Except for yesterday.
Yesterday, I was midway through my routine workout, headed down a long cul-de-sac, when I heard the most shrill, grating, “nails-on-a chalkboard” screeches ever. I looked over my shoulder and noticed the sound was coming from an old red wagon.
“Ugh”, I thought. “Here I am on a peaceful journey being chased by the loudest wagon in the world. Just my luck. Something’s always steals my zen.”
As I continued down the path, I could no longer focus on anything but the squealing wheels. And instead of pulling into one the cul-de-sac homes, the wagon continued to pursue me like a pesky gnat on an annoyance mission.
When I finally rounded the end of the road (mentally and physically), I was able to get a real good look at the neighborhood menace pulling the wagon from hell.
It was a mom. She looked just like me…like a woman who had just rolled out of bed to go for a walk. Her pace was slow. She was hot.
As I approached, I caught a glimpse of the little girl inside that wagon. She was around two, totally decked out in pink. Her attire was definitely operating at a higher level than her mode of transportation. She was a lil’ blonde diva with pink sunglasses as giant as her smile. Her happiness to be in the wagon momentarily erased my hatred for the wagon.
I briefly smiled and greeted them as we passed. I was eager to return “to my regularly scheduled”, “already in progress” zen.
Just as I reached the intersection for my turnoff, I saw a hot pink sun hat so fabulous that it could only belong to one very fashionable blonde diva. I picked it up, turned around, and noticed mom waving her arms claiming the hat at the end of the cul-de-sac.
We met halfway.
“Thank you,” she said. “She’s usually really good at keeping it on, but when we got home, I realized she had dropped it.

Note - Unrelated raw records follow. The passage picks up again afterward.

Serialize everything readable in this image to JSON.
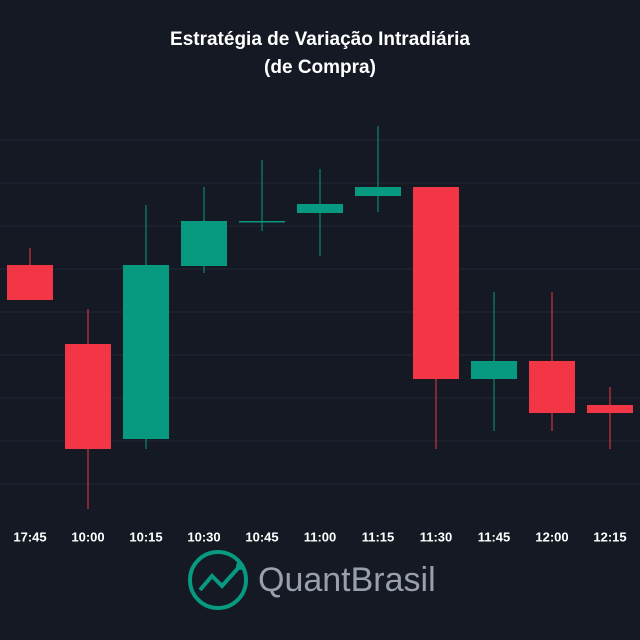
{
  "chart_data": {
    "type": "candlestick",
    "title": [
      "Estratégia de Variação Intradiária",
      "(de Compra)"
    ],
    "categories": [
      "17:45",
      "10:00",
      "10:15",
      "10:30",
      "10:45",
      "11:00",
      "11:15",
      "11:30",
      "11:45",
      "12:00",
      "12:15"
    ],
    "series": [
      {
        "name": "open",
        "values": [
          23.5,
          15.6,
          6.1,
          23.4,
          27.9,
          28.7,
          30.4,
          31.3,
          12.1,
          13.9,
          9.5
        ]
      },
      {
        "name": "high",
        "values": [
          25.2,
          19.1,
          29.5,
          31.3,
          34.0,
          33.1,
          37.4,
          31.3,
          20.8,
          20.8,
          11.3
        ]
      },
      {
        "name": "low",
        "values": [
          20.0,
          -0.9,
          5.1,
          22.7,
          26.9,
          24.4,
          28.8,
          5.1,
          6.9,
          6.9,
          5.1
        ]
      },
      {
        "name": "close",
        "values": [
          20.0,
          5.1,
          23.5,
          27.9,
          27.9,
          29.6,
          31.3,
          12.1,
          13.9,
          8.7,
          8.7
        ]
      }
    ],
    "up_color": "#089981",
    "down_color": "#f23645",
    "ylim": [
      -2,
      38
    ]
  },
  "logo": {
    "text": [
      "Quant",
      "Brasil"
    ]
  }
}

We live at the end of the cul-de-sac.” she explained.
“No problem,” I said and then knelt down to hand Baby Diva her hat.
“Is this yours?” I asked in a higher-pitched, baby-talk voice that erupts from my lips anytime I engage young children.
The toddler’s happiness immediately elevated to a level that I only see when reunited with old friends, not a mere (yet, still quite adorable) sun hat. The pure joy was contagious.
“Thank you so much,” Mom reiterated, “This wagon is giving me a headache. I don’t think I could pull it any further.”
“No, please don’t!” I silently agreed. But instead responded, “You’re welcome. Happy to help. Have a great day.”
I turned back, headed home, and replayed this scenario in my head while listening to the wagon shrills get distant.
I am not sure why an interaction so ordinary struck me so deeply. Was it because I was already in a meditative state? Was it reinforcing a current narrative?
I do believe life holds lessons for all of us when we are ready to accept them. Accordingly, here are some metaphors this ordinary encounter left with me.
What sounds steal your focus? Who is stealing your “zen”?
What’s the source? Person? Environment? Situation?
Perhaps it’s time to take a different route. Focus can’t actually be stolen. We give it away.
Who is pulling your wagon?
We each momentarily sit in a squeaky wagon while someone stronger pull us through.
Think of all the great mentors, examples, heroes in your own life.
Do they know what they pulled you through? Do they understand their strength and influence? Did you express your gratitude?
Whose wagon are you pulling?
In my own recent quest to find mentorship, I have discovered my ability to mentor, lead, and coach. The more we know, as NBC beats into our heads, the more we can offer.
Find those who need your talents and knowledge, and pull the wagon.
What’s your pink hat?
What’s the one thing, that upon its reunion, will make you light up? An old friend? A lost dream? A childhood memory? Who will bring it back to you? Must you meet them halfway?
Does the squeaky wheel need your help?
Kindness begins in our own neighborhoods. In the constant quest to have and be “more”, we often overlook or irritate each other. Perhaps if we take the earbuds out and start moving, we can truly make a difference to those around us.
Don’t give your focus away. Thank those who pulled the wagon. Take your turn pulling it for others. Find the pink hat you dropped along the way. Be kind to those around you.
And finally, observe and learn from the ordinary. Apparently, it has a lot to teach us when we choose to listen.
Hey there. Thank you for reflecting with me. What did I miss? What other life metaphors do you see? What was the last great lesson wrapped in an ordinary interaction you experienced?